In several of my previous columns, I have proposed that part of the problem with general aviation is the lack of new technology in piston-powered aircraft.
The fact that the engines are based on 1930s and 1940s technology means that many of today’s future pilots do not relate to their operating systems.
I proposed that manufacturers adapt technology from the automotive world to new aviation engines. I have received a lot of responses. The two most common are “Do you know how much that will cost?” and “Pilots prefer the old tried and proven engines.”
This reminds me of when I was a boy growing up on a farm in the 1950s. A friend of my father worked for John Deere, so we had JD tractors. In the 1950s JD still produced just 2-cylinder tractors like it always had. But by the end of the decade, the company’s biggest tractor had a 470 cubic inch, 2-cylinder engine with 6.125-inch pistons that produced 70 hp.
Company officials knew they were at the limit for their design and that, in the future, farms would get bigger and farmers would demand more horsepower. So the company “bet the farm” on designing a completely new line of tractors and engines.
When the new tractors were introduced in 1960, many of the old farmers went out and bought up the remaining inventory of the old tractors because they felt the new tractors would not be as dependable as the old models. But within a short time, the new generation of tractors became industry leaders and John Deere went from a contender to the market leader.
Now I know that the ag industry is larger than the GA industry, but the principle is the same. When a company builds a better product, people will buy it if it offers significant improvements in performance, economy, and dependability.
Unfortunately, no one has offered an improved technology piston engine, at least not until now.
The concern over what it would cost to develop and certify a new technology engine is very real. But I think the bigger question is “what is the cost of not updating engine technology for GA piston engines?’
The other big question is “why are small companies like Rotax, Adept, EPS, Graflight, P2M, and Delta Hawk working on new technology engines and Lycoming and Continental are not working on them?”
I know that Continental is selling a diesel engine, but that was developed by another company, so it is just a rebrand.

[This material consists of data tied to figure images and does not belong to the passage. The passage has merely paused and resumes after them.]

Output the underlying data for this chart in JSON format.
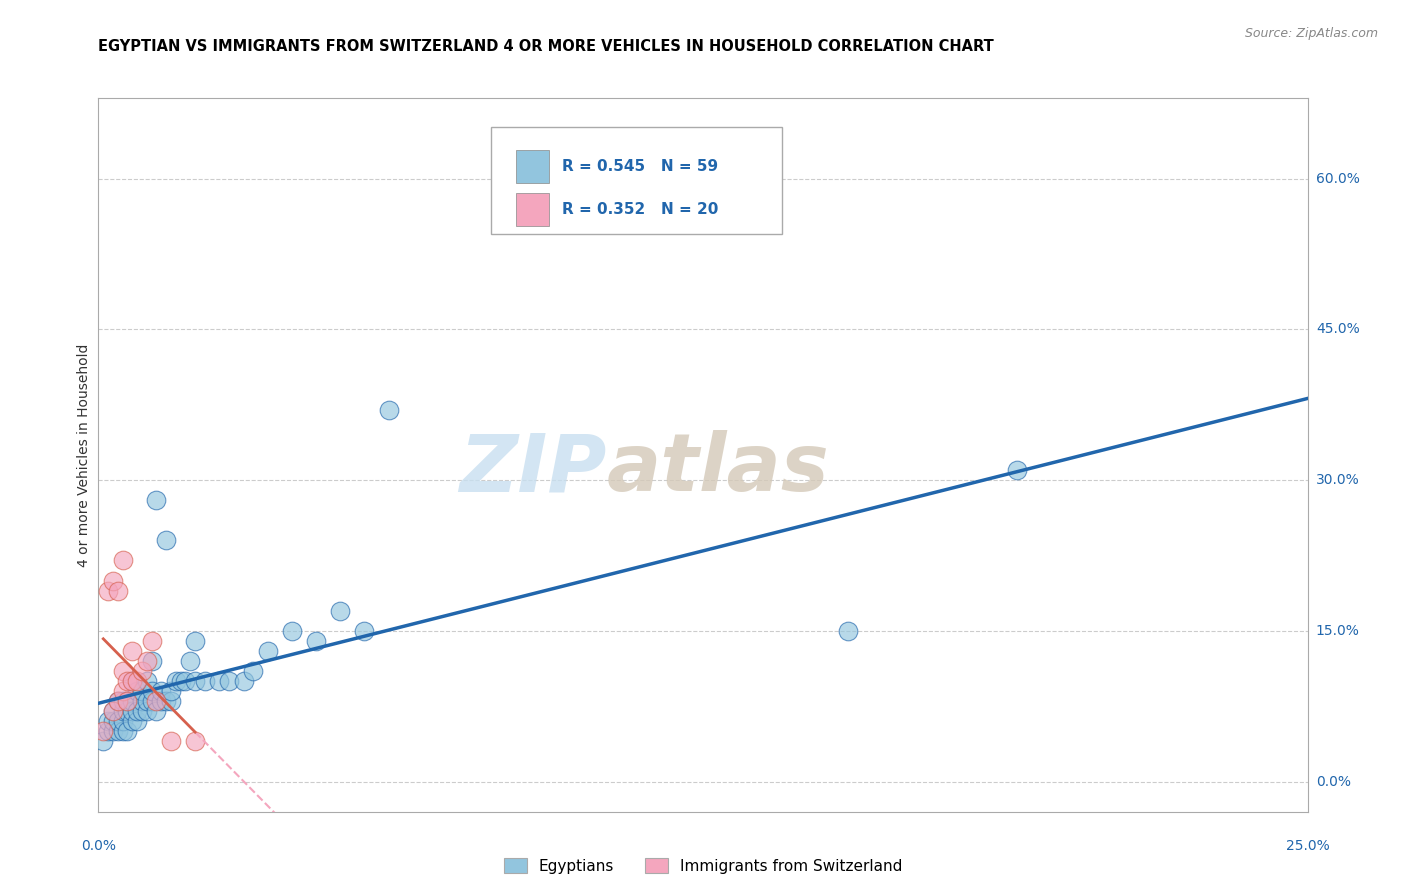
{
  "title": "EGYPTIAN VS IMMIGRANTS FROM SWITZERLAND 4 OR MORE VEHICLES IN HOUSEHOLD CORRELATION CHART",
  "source": "Source: ZipAtlas.com",
  "ylabel": "4 or more Vehicles in Household",
  "xlim": [
    0.0,
    0.25
  ],
  "ylim": [
    0.0,
    0.65
  ],
  "y_ticks": [
    0.0,
    0.15,
    0.3,
    0.45,
    0.6
  ],
  "y_tick_labels": [
    "0.0%",
    "15.0%",
    "30.0%",
    "45.0%",
    "60.0%"
  ],
  "x_tick_labels_left": "0.0%",
  "x_tick_labels_right": "25.0%",
  "legend_label1": "Egyptians",
  "legend_label2": "Immigrants from Switzerland",
  "R1": 0.545,
  "N1": 59,
  "R2": 0.352,
  "N2": 20,
  "color_blue": "#92c5de",
  "color_pink": "#f4a6be",
  "color_blue_line": "#2166ac",
  "color_pink_line": "#d6604d",
  "color_dashed": "#f4a6be",
  "watermark_zip_color": "#c8dff0",
  "watermark_atlas_color": "#d4c9b8",
  "egyptians_x": [
    0.001,
    0.002,
    0.002,
    0.003,
    0.003,
    0.003,
    0.004,
    0.004,
    0.004,
    0.005,
    0.005,
    0.005,
    0.005,
    0.006,
    0.006,
    0.006,
    0.007,
    0.007,
    0.007,
    0.007,
    0.008,
    0.008,
    0.008,
    0.009,
    0.009,
    0.009,
    0.01,
    0.01,
    0.01,
    0.011,
    0.011,
    0.011,
    0.012,
    0.012,
    0.013,
    0.013,
    0.014,
    0.014,
    0.015,
    0.015,
    0.016,
    0.017,
    0.018,
    0.019,
    0.02,
    0.02,
    0.022,
    0.025,
    0.027,
    0.03,
    0.032,
    0.035,
    0.04,
    0.045,
    0.05,
    0.055,
    0.06,
    0.155,
    0.19
  ],
  "egyptians_y": [
    0.04,
    0.05,
    0.06,
    0.05,
    0.06,
    0.07,
    0.05,
    0.06,
    0.08,
    0.05,
    0.06,
    0.07,
    0.08,
    0.05,
    0.07,
    0.08,
    0.06,
    0.07,
    0.08,
    0.1,
    0.06,
    0.07,
    0.09,
    0.07,
    0.08,
    0.09,
    0.07,
    0.08,
    0.1,
    0.08,
    0.09,
    0.12,
    0.07,
    0.28,
    0.08,
    0.09,
    0.08,
    0.24,
    0.08,
    0.09,
    0.1,
    0.1,
    0.1,
    0.12,
    0.1,
    0.14,
    0.1,
    0.1,
    0.1,
    0.1,
    0.11,
    0.13,
    0.15,
    0.14,
    0.17,
    0.15,
    0.37,
    0.15,
    0.31
  ],
  "swiss_x": [
    0.001,
    0.002,
    0.003,
    0.003,
    0.004,
    0.004,
    0.005,
    0.005,
    0.005,
    0.006,
    0.006,
    0.007,
    0.007,
    0.008,
    0.009,
    0.01,
    0.011,
    0.012,
    0.015,
    0.02
  ],
  "swiss_y": [
    0.05,
    0.19,
    0.07,
    0.2,
    0.08,
    0.19,
    0.09,
    0.11,
    0.22,
    0.08,
    0.1,
    0.1,
    0.13,
    0.1,
    0.11,
    0.12,
    0.14,
    0.08,
    0.04,
    0.04
  ]
}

On that point, a number of years ago, Continental received a large grant from the government to develop a Jet-A powered piston engine for GA aircraft. It built several prototypes of a 2-stroke opposed 4-cylinder diesel engine. It was expensive and had a few drawbacks and died when the government money went away.

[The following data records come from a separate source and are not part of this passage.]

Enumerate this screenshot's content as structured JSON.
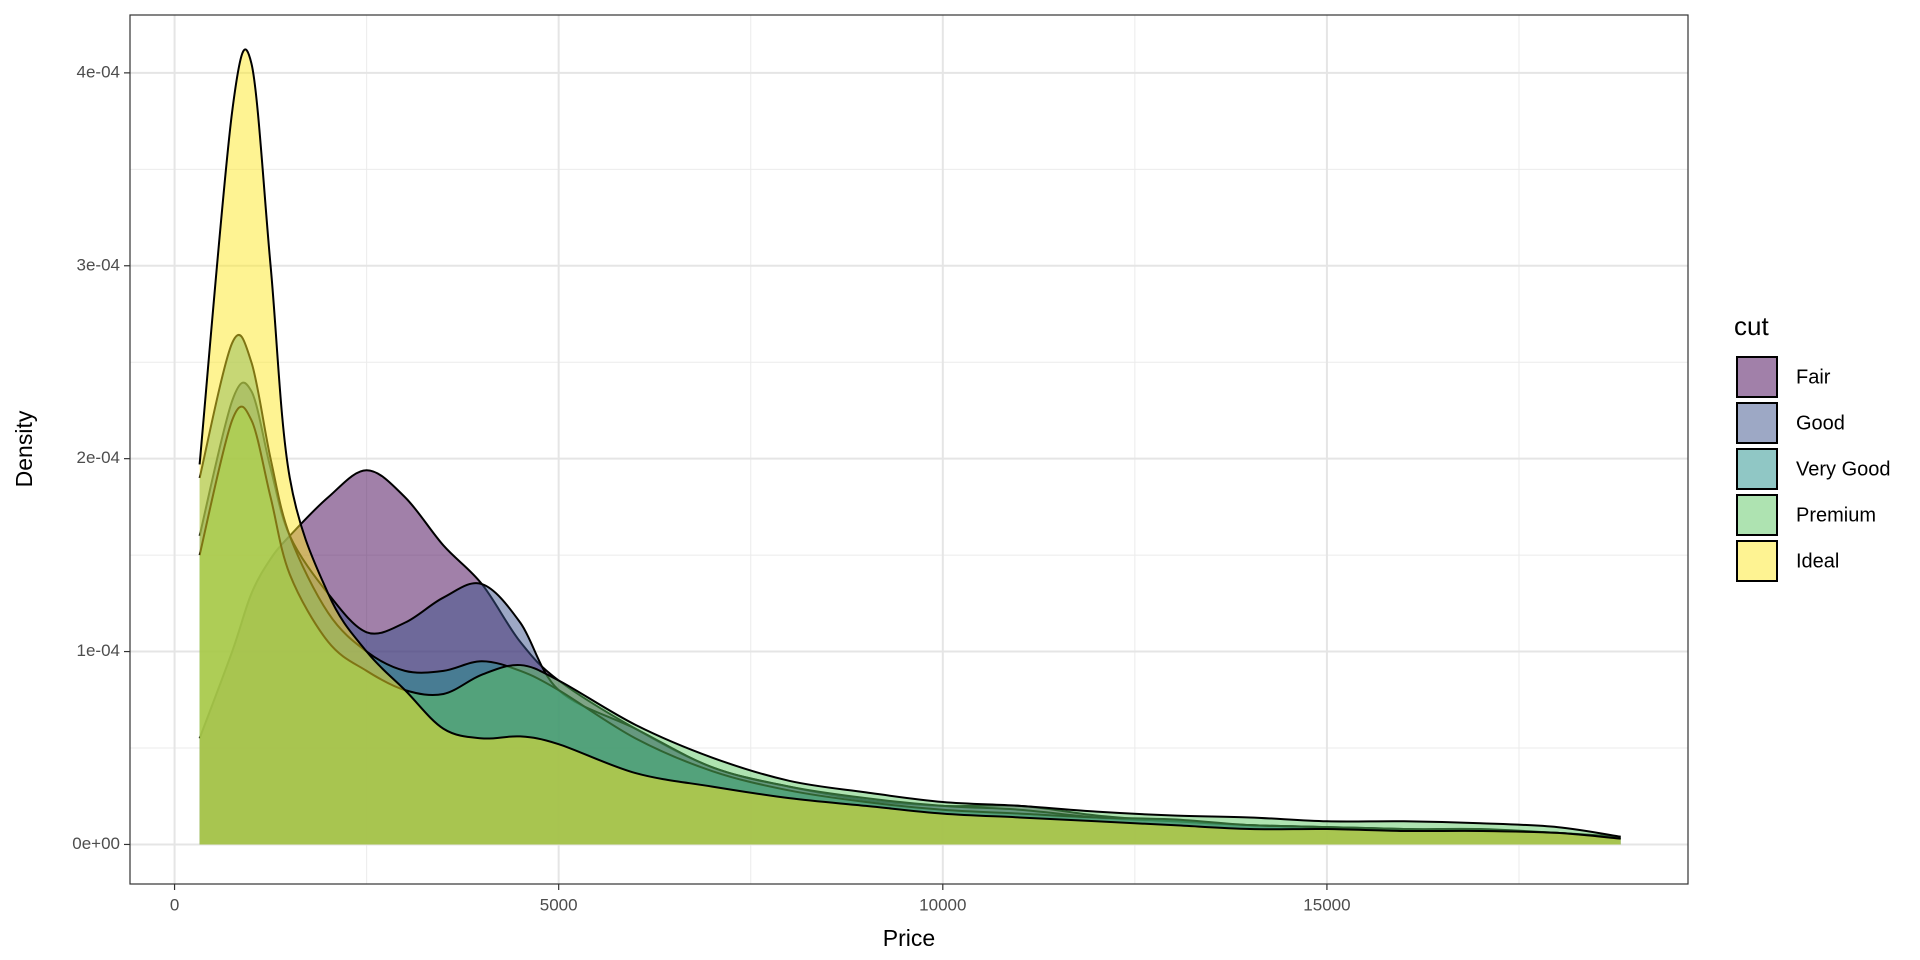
{
  "chart_data": {
    "type": "density",
    "x_label": "Price",
    "y_label": "Density",
    "legend_title": "cut",
    "x": [
      326,
      750,
      1000,
      1250,
      1500,
      2000,
      2500,
      3000,
      3500,
      4000,
      4500,
      5000,
      6000,
      7000,
      8000,
      9000,
      10000,
      11000,
      12000,
      13000,
      14000,
      15000,
      16000,
      17000,
      18000,
      18823
    ],
    "series": [
      {
        "name": "Fair",
        "color": "#440154",
        "values": [
          5.5e-05,
          0.0001,
          0.00013,
          0.000148,
          0.00016,
          0.00018,
          0.000194,
          0.00018,
          0.000155,
          0.000135,
          0.000105,
          8.5e-05,
          6e-05,
          4e-05,
          3e-05,
          2.3e-05,
          2e-05,
          2e-05,
          1.5e-05,
          1.2e-05,
          1e-05,
          9e-06,
          8e-06,
          8e-06,
          6e-06,
          4e-06
        ]
      },
      {
        "name": "Good",
        "color": "#3B528B",
        "values": [
          0.00016,
          0.00023,
          0.000235,
          0.000195,
          0.00016,
          0.00013,
          0.00011,
          0.000115,
          0.000128,
          0.000135,
          0.000115,
          8e-05,
          6e-05,
          4e-05,
          3e-05,
          2.4e-05,
          2e-05,
          1.8e-05,
          1.4e-05,
          1.2e-05,
          1e-05,
          9e-06,
          8e-06,
          7e-06,
          6e-06,
          3e-06
        ]
      },
      {
        "name": "Very Good",
        "color": "#21908C",
        "values": [
          0.00019,
          0.00026,
          0.00025,
          0.0002,
          0.00016,
          0.00012,
          0.0001,
          9e-05,
          9e-05,
          9.5e-05,
          9e-05,
          8e-05,
          5.5e-05,
          3.8e-05,
          2.8e-05,
          2.2e-05,
          1.8e-05,
          1.6e-05,
          1.4e-05,
          1.3e-05,
          1e-05,
          9e-06,
          8e-06,
          7e-06,
          6e-06,
          3e-06
        ]
      },
      {
        "name": "Premium",
        "color": "#5DC863",
        "values": [
          0.00015,
          0.00022,
          0.00022,
          0.00018,
          0.00014,
          0.000105,
          9e-05,
          8e-05,
          7.8e-05,
          8.8e-05,
          9.3e-05,
          8.5e-05,
          6.2e-05,
          4.5e-05,
          3.3e-05,
          2.7e-05,
          2.2e-05,
          2e-05,
          1.7e-05,
          1.5e-05,
          1.4e-05,
          1.2e-05,
          1.2e-05,
          1.1e-05,
          9e-06,
          4e-06
        ]
      },
      {
        "name": "Ideal",
        "color": "#FDE725",
        "values": [
          0.000197,
          0.00038,
          0.000405,
          0.0003,
          0.00019,
          0.00013,
          0.0001,
          8e-05,
          6e-05,
          5.5e-05,
          5.6e-05,
          5.2e-05,
          3.7e-05,
          3e-05,
          2.4e-05,
          2e-05,
          1.6e-05,
          1.4e-05,
          1.2e-05,
          1e-05,
          8e-06,
          8e-06,
          7e-06,
          7e-06,
          6e-06,
          3e-06
        ]
      }
    ],
    "alpha": 0.5,
    "xlim": [
      -580,
      19700
    ],
    "xticks": [
      0,
      5000,
      10000,
      15000
    ],
    "ylim": [
      -2.05e-05,
      0.00043
    ],
    "yticks": [
      {
        "value": 0,
        "label": "0e+00"
      },
      {
        "value": 0.0001,
        "label": "1e-04"
      },
      {
        "value": 0.0002,
        "label": "2e-04"
      },
      {
        "value": 0.0003,
        "label": "3e-04"
      },
      {
        "value": 0.0004,
        "label": "4e-04"
      }
    ],
    "grid": true
  }
}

Then a German company took an existing diesel engine, put a simple prop drive system on it, and got it certified. Now Continental is selling them.
The problems are not that hard. The thought process is where the problem is.

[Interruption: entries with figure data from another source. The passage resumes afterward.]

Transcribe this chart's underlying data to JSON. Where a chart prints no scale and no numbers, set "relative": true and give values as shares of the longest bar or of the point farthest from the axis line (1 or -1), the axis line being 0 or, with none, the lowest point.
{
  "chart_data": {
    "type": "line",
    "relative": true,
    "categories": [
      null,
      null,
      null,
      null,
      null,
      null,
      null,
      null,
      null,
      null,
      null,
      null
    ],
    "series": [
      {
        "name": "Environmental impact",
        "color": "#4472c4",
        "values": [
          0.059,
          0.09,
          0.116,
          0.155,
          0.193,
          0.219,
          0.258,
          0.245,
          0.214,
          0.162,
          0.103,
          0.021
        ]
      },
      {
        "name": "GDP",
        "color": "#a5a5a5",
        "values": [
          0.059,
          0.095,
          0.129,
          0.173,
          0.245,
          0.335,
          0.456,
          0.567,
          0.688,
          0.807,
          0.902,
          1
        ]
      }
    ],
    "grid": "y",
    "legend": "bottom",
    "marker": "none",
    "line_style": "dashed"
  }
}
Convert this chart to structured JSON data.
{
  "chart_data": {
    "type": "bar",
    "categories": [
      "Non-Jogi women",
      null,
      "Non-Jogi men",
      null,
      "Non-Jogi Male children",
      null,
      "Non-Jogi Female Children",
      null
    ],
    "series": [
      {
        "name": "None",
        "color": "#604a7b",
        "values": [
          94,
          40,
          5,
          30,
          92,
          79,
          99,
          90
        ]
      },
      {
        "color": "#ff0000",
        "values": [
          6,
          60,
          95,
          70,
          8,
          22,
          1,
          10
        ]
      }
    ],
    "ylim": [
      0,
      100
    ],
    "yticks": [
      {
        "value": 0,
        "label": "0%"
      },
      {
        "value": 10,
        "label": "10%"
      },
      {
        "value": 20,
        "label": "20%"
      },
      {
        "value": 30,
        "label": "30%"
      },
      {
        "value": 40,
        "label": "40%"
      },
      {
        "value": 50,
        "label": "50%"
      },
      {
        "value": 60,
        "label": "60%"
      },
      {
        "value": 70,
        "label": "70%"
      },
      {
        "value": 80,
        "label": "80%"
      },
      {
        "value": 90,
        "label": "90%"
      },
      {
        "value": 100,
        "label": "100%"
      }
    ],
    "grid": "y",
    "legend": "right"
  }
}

If you wanted to adapt an automotive spark ignition engine, a reduction gear system would be needed, but these are already available in the TIGO-540 and the TIARI engine.
Next, you would select a higher horsepower engine and de-rate it so that it would live at the higher load factor service needed in an aircraft. Since there is a gear reduction system, there would not be the prop load factor on the rear main bearing like that in a direct drive engine.
Additionally, the engine would be liquid cooled, which would greatly reduce wear and strain.
And the engine could use modern automotive oils, which would all but eliminate rusting and greatly increase the load carrying ability over aviation oils.
There are many more advantages to new technology in engines, such as better fuel economy, easier starting, no pre-heating, lower cost fuel, lower emissions, easier operation, quieter and smoother operation. I could go on, but I think we all understand the need for newer technology.
And us old guys will switch to the new designs once they become available and are proven.
I do not know exactly how many dollars it would cost to develop a new technology engine, but I do know that the cost of not updating is really costing general aviation many new pilots and possibly its future.